Each audience's top 3 dimensions. Out of 30 scored per book.

👦

Kids love

  • Character voice Strong

    Bat's voice is immediately distinctive — short declarative sentences, literal interpretations, sensory precision, and a logic that makes perfect sense from inside his head. Mom, Janie, Israel, and Dad all sound different in dialogue. A child can 'hear' Bat thinking and talking, making him feel like a real person rather than a character.

  • Heart-punch Strong

    The quiet realization that Thor growing stronger means Thor growing closer to leaving creates an ache that accumulates across chapters — like Anne of Green Gables, the warmth builds until specific moments release it as genuine emotion. The sibling reconciliation in the final chapters, earned through real hurt and a meaningful apology, delivers the kind of emotional payoff that stays with a child after the book closes.

👩

Parents love

  • Stereotype-breaker Strong

    Bat is a boy protagonist defined by emotional sensitivity, sensory awareness, and caring — qualities rarely centered in boys' stories without being treated as weaknesses. His autism is neither his superpower nor his problem; it's simply how he experiences the world. Divorced parents are presented as normal, and no character fills a conventional role.

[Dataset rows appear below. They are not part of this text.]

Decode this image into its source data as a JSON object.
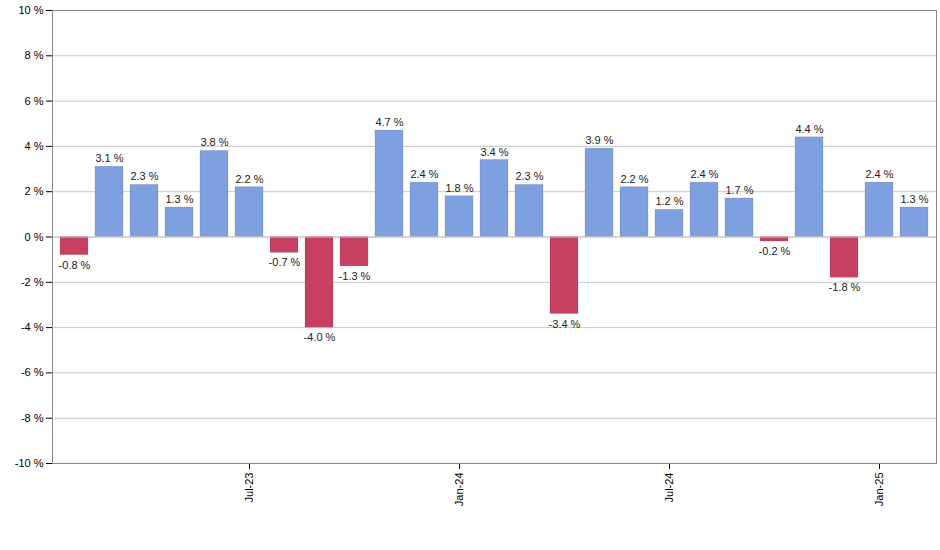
{
  "chart_data": {
    "type": "bar",
    "categories": [
      null,
      null,
      null,
      null,
      null,
      "Jul-23",
      null,
      null,
      null,
      null,
      null,
      "Jan-24",
      null,
      null,
      null,
      null,
      null,
      "Jul-24",
      null,
      null,
      null,
      null,
      null,
      "Jan-25",
      null
    ],
    "values": [
      -0.8,
      3.1,
      2.3,
      1.3,
      3.8,
      2.2,
      -0.7,
      -4.0,
      -1.3,
      4.7,
      2.4,
      1.8,
      3.4,
      2.3,
      -3.4,
      3.9,
      2.2,
      1.2,
      2.4,
      1.7,
      -0.2,
      4.4,
      -1.8,
      2.4,
      1.3
    ],
    "value_labels": [
      "-0.8 %",
      "3.1 %",
      "2.3 %",
      "1.3 %",
      "3.8 %",
      "2.2 %",
      "-0.7 %",
      "-4.0 %",
      "-1.3 %",
      "4.7 %",
      "2.4 %",
      "1.8 %",
      "3.4 %",
      "2.3 %",
      "-3.4 %",
      "3.9 %",
      "2.2 %",
      "1.2 %",
      "2.4 %",
      "1.7 %",
      "-0.2 %",
      "4.4 %",
      "-1.8 %",
      "2.4 %",
      "1.3 %"
    ],
    "colors": [
      "#c8405f",
      "#7e9fe0",
      "#7e9fe0",
      "#7e9fe0",
      "#7e9fe0",
      "#7e9fe0",
      "#c8405f",
      "#c8405f",
      "#c8405f",
      "#7e9fe0",
      "#7e9fe0",
      "#7e9fe0",
      "#7e9fe0",
      "#7e9fe0",
      "#c8405f",
      "#7e9fe0",
      "#7e9fe0",
      "#7e9fe0",
      "#7e9fe0",
      "#7e9fe0",
      "#c8405f",
      "#7e9fe0",
      "#c8405f",
      "#7e9fe0",
      "#7e9fe0"
    ],
    "ylim": [
      -10,
      10
    ],
    "yticks": [
      {
        "value": -10,
        "label": "-10 %"
      },
      {
        "value": -8,
        "label": "-8 %"
      },
      {
        "value": -6,
        "label": "-6 %"
      },
      {
        "value": -4,
        "label": "-4 %"
      },
      {
        "value": -2,
        "label": "-2 %"
      },
      {
        "value": 0,
        "label": "0 %"
      },
      {
        "value": 2,
        "label": "2 %"
      },
      {
        "value": 4,
        "label": "4 %"
      },
      {
        "value": 6,
        "label": "6 %"
      },
      {
        "value": 8,
        "label": "8 %"
      },
      {
        "value": 10,
        "label": "10 %"
      }
    ],
    "grid": true,
    "data_labels": true
  }
}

  • Parent-child conversation starter Strong

    Nearly every chapter opens a conversation: How would you feel if your schedule changed suddenly? What's the difference between Bat's experience and yours? How do you apologize when you've really hurt someone? The autism representation alone provides conversation material that bridges naturally from the book to the child's real-world classmates and experiences.

🍎

Teachers love

  • Empathy & self-awareness Exceptional

    This is the book's teaching superpower. Students experience the world through Bat's sensory lens — understanding how a flickering light or a schedule change can feel overwhelming. The sustained first-person intimacy builds genuine empathy for neurodivergent classmates. Teachers report students referencing Bat when discussing classroom inclusion months after reading.

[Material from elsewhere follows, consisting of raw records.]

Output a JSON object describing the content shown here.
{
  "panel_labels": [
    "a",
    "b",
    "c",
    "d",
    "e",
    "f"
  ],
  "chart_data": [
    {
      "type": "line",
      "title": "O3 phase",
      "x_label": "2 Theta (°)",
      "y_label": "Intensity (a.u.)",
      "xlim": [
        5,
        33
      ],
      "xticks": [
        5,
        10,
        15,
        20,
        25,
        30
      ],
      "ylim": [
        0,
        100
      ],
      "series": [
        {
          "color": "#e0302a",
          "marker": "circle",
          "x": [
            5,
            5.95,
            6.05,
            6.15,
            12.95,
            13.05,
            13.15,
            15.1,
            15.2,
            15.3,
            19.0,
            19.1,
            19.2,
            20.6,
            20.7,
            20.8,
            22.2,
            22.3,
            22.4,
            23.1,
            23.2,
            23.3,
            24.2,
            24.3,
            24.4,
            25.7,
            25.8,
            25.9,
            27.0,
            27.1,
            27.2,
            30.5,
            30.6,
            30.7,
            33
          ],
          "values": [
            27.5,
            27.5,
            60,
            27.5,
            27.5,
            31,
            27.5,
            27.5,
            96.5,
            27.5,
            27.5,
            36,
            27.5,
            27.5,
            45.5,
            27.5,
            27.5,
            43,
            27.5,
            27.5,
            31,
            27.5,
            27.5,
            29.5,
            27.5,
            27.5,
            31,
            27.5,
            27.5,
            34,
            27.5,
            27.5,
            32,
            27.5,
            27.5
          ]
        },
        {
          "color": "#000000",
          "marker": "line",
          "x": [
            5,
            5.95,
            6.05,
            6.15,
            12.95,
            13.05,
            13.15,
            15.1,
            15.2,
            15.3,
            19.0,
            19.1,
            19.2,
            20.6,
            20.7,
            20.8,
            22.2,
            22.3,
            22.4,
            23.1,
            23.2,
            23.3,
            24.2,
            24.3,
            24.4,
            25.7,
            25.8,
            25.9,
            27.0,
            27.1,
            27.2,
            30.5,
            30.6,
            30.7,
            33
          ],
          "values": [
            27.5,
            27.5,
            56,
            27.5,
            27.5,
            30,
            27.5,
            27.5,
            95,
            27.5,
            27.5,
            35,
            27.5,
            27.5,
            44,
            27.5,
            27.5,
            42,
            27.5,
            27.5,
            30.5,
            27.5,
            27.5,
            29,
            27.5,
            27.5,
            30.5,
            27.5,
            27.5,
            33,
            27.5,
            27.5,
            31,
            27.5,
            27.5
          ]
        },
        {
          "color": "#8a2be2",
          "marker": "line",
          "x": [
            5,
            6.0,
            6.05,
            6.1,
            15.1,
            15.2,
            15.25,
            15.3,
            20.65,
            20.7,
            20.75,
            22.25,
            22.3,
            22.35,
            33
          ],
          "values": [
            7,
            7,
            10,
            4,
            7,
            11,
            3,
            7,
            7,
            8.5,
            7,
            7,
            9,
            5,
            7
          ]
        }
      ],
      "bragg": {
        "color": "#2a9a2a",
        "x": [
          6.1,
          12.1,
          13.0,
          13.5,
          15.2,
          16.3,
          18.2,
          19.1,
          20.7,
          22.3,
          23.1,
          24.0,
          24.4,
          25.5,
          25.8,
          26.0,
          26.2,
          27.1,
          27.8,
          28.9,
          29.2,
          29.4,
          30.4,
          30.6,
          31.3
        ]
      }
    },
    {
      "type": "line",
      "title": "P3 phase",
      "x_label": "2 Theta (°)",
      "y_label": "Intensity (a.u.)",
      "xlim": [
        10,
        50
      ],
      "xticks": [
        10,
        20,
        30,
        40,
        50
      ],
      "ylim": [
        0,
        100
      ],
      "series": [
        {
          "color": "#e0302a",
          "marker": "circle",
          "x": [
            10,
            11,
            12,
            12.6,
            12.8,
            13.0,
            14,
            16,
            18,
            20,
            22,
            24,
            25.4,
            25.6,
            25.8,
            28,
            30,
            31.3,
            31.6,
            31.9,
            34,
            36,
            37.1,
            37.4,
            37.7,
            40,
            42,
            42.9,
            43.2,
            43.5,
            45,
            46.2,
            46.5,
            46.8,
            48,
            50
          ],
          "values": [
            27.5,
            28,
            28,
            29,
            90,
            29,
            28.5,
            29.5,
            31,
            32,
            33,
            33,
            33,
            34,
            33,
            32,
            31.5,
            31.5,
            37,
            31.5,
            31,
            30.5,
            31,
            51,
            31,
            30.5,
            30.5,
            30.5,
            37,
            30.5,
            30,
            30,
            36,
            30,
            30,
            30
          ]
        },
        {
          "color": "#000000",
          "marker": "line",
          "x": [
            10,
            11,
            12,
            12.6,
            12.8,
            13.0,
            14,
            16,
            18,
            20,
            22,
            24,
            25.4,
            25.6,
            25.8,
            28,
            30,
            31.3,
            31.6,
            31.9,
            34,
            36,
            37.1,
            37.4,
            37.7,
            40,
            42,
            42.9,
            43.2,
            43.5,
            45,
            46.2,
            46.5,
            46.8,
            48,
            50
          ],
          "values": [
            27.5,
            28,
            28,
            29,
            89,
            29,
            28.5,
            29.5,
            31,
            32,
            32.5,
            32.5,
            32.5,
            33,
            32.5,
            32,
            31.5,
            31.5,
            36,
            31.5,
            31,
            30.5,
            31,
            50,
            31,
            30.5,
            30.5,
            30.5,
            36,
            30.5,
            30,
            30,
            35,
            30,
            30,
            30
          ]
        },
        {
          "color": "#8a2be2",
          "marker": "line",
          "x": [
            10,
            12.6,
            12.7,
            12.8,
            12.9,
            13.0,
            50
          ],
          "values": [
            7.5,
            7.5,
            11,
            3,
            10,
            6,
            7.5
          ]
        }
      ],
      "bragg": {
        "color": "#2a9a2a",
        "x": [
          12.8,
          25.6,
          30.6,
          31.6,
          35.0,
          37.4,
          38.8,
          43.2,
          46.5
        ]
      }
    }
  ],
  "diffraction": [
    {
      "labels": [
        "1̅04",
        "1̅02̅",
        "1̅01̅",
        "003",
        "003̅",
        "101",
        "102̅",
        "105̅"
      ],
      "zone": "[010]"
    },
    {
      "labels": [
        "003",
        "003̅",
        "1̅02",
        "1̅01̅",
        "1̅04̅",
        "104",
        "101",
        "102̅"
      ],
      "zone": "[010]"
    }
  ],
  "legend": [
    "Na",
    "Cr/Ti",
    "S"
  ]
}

  • Read-aloud power Strong

    Short chapters fit class periods perfectly, Bat's distinctive voice is naturally performable, and the emotional moments land well in group settings. The sensory descriptions invite dramatic reading, and natural chapter-ending hooks keep students asking for one more. Works best in grades 2-4 where the emotional content matches developmental readiness.

✓ Perfect for

  • Children who love animals and want to learn about unusual pets
  • Families looking for authentic, respectful autism representation
  • Readers who enjoyed A Boy Called Bat and want to continue Bat's story
  • Kids navigating changes in routine, divorced family schedules, or new friendships
  • Parents seeking conversation starters about neurodiversity and empathy

Not ideal for

Readers seeking fast-paced adventure, laugh-out-loud comedy, or fantasy. The pace is gentle and the emotional stakes are domestic — children who need action-driven plots may find the story too quiet.

⚠ Heads up

Divorce Disability

At a glance

Pages
192
Chapters
24
Words
20k
Lexile
840L
Difficulty
Moderate
POV
Third Person Limited
Illustration
Sparse
Published
2018
Illustrator
Charles Santoso

Mood & style

Tone: Warm Pacing: Measured Weight: Moderate Tension: Emotional Stakes Humor: Gentle Wit Humor: Situational

You'll know it worked when…

Most children finish in 2-4 sittings. The short chapters create natural stopping points, and the animal-care thread provides gentle pull-forward motivation.